Uma notícia que nunca vejo nos grande meios de comunicação, e tampouco vejo o governo do estado reclamar. Salvador tem mais de 2,5 milhões de habitantes, capital histórica, porta de entrada do turismo… mas quando o assunto é estrutura hospitalar própria, vira uma cidade nanica.

Apenas um hospital municipal de grande porte, e mesmo assim inaugurado em 2018,. pela hora da morte. Um único equipamento para uma capital inteira. E isso não é exagero de oposição nem tampouco conversa de esquina… é realidade.
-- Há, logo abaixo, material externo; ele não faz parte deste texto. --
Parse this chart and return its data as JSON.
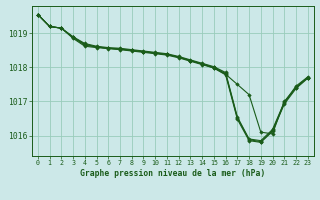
{
  "bg_color": "#cce8e8",
  "grid_color": "#99ccbb",
  "line_color": "#1a5c1a",
  "marker_color": "#1a5c1a",
  "title": "Graphe pression niveau de la mer (hPa)",
  "xlim": [
    -0.5,
    23.5
  ],
  "ylim": [
    1015.4,
    1019.8
  ],
  "yticks": [
    1016,
    1017,
    1018,
    1019
  ],
  "xticks": [
    0,
    1,
    2,
    3,
    4,
    5,
    6,
    7,
    8,
    9,
    10,
    11,
    12,
    13,
    14,
    15,
    16,
    17,
    18,
    19,
    20,
    21,
    22,
    23
  ],
  "series": [
    [
      1019.55,
      1019.2,
      1019.15,
      1018.85,
      1018.62,
      1018.58,
      1018.55,
      1018.52,
      1018.48,
      1018.44,
      1018.4,
      1018.36,
      1018.28,
      1018.18,
      1018.08,
      1017.98,
      1017.8,
      1017.5,
      1017.2,
      1016.1,
      1016.05,
      1017.0,
      1017.4,
      1017.7
    ],
    [
      1019.55,
      1019.2,
      1019.15,
      1018.88,
      1018.68,
      1018.6,
      1018.56,
      1018.54,
      1018.5,
      1018.46,
      1018.42,
      1018.38,
      1018.3,
      1018.2,
      1018.1,
      1018.0,
      1017.82,
      1016.52,
      1015.88,
      1015.82,
      1016.15,
      1016.95,
      1017.42,
      1017.7
    ],
    [
      1019.55,
      1019.2,
      1019.15,
      1018.88,
      1018.65,
      1018.6,
      1018.56,
      1018.53,
      1018.5,
      1018.46,
      1018.42,
      1018.38,
      1018.3,
      1018.2,
      1018.1,
      1017.98,
      1017.78,
      1016.48,
      1015.85,
      1015.8,
      1016.12,
      1016.92,
      1017.38,
      1017.68
    ],
    [
      1019.55,
      1019.2,
      1019.15,
      1018.9,
      1018.7,
      1018.62,
      1018.58,
      1018.56,
      1018.52,
      1018.48,
      1018.44,
      1018.4,
      1018.32,
      1018.22,
      1018.12,
      1018.02,
      1017.85,
      1016.55,
      1015.9,
      1015.85,
      1016.18,
      1016.98,
      1017.45,
      1017.72
    ]
  ]
}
Veja essa comparação: São Paulo tem dezenas de hospitais municipais espalhados pela cidade, Belo Horizonte estruturou uma rede própria robusta ao longo dos anos, Recife também conta com múltiplas unidades sob gestão municipal

E Salvador? Um hospital. Um só. Um para tudo.

E depois querem explicar a demora na regulação como se fosse um fenômeno misterioso. Não é. É estrutura insuficiente que começa na capital baiana.

Enquanto outras capitais investiram em rede própria, Salvador optou por um modelo dependente:
Estado, filantrópicos, convênios… todo mundo entra pra ajudar.

Mas aí vem o detalhe que pesa como chumbo: Salvador atende não só seus moradores, recebe pacientes do interior inteiro da Bahia, funciona como polo regional de saúde. Claro com hospitais do estado. Resultado? Um sistema que já nasce pressionado… e vive no limite.

O Hospital Municipal virou praticamente um “coração solitário” tentando bombear atendimento para uma cidade inteira. Absorve grande parte das regulações vindas das UPAs, segura o tranco… mas até quando?

Porque não existe milagre administrativo que resolva o que é, no fundo, falta de expansão estrutural.

Agora vamos direto ao ponto, sem rodeio: por que Salvador ainda não ampliou sua rede hospitalar própria de forma consistente? Onde estão os investimentos que deveriam acompanhar o crescimento da cidade Por que uma capital desse porte ainda depende tanto de outras esferas para atender sua população?

No fim das contas eles dizem que a culpa é só do governo do estado, e as críticas são dos próprios políticos de oposição, que sequer mostram essa realidade, e aí… chega a fila, chega a maca improvisada e pior, a espera que angustia.